My favourite Rach 3 movement is its first. That movement, for me, is (considerably) most musically performed by its author notwithstanding the technical flaws I have been directed to notice by various. My (so far) 2d choice (above all others) is that of Arkady Volodos who, lamentably, is barely audible among current. (For me, Volodos is similarly great on his meagre Schubert and on his Mompou.)
Should I duck?
Jeremy
Follow Ups:
I love pretty much everything Rachmaninoff composed (songs, sonatas, concertos, symphonies, etc.), and for me, the Third Piano Concerto is the greatest piano concerto ever written.

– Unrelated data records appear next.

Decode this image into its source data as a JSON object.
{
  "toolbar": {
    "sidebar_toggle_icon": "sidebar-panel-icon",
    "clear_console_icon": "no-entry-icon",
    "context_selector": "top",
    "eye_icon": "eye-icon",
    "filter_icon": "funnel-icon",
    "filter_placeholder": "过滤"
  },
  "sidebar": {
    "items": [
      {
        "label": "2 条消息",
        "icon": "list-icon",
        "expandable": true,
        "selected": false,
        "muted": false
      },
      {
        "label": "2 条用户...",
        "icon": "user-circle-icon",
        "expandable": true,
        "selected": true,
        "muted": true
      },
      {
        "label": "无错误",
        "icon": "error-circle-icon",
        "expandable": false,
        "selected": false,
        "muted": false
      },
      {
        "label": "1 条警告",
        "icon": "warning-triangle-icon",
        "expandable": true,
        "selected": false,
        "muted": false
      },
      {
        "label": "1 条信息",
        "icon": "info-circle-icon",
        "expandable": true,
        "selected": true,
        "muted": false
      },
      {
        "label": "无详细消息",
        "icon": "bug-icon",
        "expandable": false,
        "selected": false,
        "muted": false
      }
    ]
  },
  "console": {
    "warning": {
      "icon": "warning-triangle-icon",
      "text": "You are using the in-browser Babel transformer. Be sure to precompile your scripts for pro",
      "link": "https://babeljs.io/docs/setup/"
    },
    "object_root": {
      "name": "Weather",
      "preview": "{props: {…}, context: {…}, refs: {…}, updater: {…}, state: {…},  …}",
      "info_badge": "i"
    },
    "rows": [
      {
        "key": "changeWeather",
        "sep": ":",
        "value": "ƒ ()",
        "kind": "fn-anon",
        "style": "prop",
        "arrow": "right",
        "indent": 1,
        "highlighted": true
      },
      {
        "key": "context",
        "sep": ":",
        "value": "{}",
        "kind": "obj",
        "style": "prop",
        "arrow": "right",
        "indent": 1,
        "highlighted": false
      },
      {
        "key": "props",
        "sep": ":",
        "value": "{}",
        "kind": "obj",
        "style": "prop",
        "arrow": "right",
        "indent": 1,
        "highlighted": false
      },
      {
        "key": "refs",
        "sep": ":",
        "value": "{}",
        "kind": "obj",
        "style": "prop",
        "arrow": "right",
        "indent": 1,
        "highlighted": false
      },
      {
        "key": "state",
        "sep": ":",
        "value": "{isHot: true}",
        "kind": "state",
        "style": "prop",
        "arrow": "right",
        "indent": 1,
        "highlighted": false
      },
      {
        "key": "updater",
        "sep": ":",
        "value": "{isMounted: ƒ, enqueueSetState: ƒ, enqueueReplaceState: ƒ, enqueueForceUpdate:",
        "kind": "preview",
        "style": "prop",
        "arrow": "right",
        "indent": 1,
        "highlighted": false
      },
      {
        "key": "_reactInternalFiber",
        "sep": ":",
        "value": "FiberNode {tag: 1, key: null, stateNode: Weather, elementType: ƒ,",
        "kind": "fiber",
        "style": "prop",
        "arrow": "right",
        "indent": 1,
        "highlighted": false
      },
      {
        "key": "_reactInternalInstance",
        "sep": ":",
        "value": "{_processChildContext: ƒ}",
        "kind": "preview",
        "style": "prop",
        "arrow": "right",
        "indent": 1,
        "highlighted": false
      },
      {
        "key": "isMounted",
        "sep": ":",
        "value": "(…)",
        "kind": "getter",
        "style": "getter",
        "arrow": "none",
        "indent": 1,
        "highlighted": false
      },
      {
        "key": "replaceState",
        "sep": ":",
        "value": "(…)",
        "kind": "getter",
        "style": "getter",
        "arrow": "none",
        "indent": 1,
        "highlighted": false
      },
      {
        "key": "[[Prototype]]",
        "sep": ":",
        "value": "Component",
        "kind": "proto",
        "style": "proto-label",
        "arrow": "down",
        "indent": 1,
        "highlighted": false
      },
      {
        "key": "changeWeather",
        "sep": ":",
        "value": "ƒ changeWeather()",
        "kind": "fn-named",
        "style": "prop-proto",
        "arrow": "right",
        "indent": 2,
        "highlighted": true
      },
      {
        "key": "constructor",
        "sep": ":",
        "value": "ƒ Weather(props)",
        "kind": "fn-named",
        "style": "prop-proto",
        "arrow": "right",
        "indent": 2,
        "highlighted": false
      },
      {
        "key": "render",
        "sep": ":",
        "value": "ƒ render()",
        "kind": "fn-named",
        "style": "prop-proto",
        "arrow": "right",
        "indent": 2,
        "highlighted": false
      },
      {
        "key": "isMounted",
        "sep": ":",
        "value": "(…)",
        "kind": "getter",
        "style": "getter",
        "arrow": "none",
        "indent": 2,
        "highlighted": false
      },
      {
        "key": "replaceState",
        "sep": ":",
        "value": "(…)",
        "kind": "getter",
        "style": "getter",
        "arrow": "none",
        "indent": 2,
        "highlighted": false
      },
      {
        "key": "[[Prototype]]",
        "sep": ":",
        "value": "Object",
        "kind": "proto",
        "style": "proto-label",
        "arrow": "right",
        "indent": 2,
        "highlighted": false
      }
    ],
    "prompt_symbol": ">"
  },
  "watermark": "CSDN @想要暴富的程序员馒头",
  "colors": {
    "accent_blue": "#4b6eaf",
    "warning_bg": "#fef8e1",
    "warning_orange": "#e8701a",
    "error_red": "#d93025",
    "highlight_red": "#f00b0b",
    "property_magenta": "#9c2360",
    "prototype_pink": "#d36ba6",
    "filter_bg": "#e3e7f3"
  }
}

I love its epic sweep and expansive dimensions, even though I feel that those qualities shouldn't necessarily be emphasized in performance. Sure, I like the Second Piano Concerto too - I remember accompanying a high-school kid some years ago, and, during our performance of the second movement, tears just started welling up and flowing down my cheeks - totally unexpectedly, I might add! Very weird - but it does show the power of Rachmaninoff's music over someone who is susceptible to it (like me!).
Regarding, Volodos, I generally love his playing, but I feel that his recording of the Third Concerto is a bit undermined by the multi-microphoned engineering, where the art fails to conceal the art! ;-) I have his Schubert SACD too and I like it a lot. Haven't heard his Mompou album.
Well, Chris, we disagree at least re "greatest piano concerto ever written" for which soubriquet I'd nominate instead Beethoven's 4th or Mozart's K 466. Were I not modest, I'd add "harrumph" to that.
As for the Volodos, age has lessened my hearing acuity; because I now live alone, I rarely turn on my "big system", listening instead mostly at my office desk where I get good sound but not so much so that multi-miking messes bother me as much as they used to (though that may also be a function of craft ebbing). But I can imagine how such would drive you, with your 5-channel set-up, to distraction. On the issue merely of musical performance, there is something magical that Rachmaninoff does with the recurrent theme of the 3d's first move that makes me feel, strongly, "Russian winter". So far, in my experience, only Volodos comes close to duplicating that.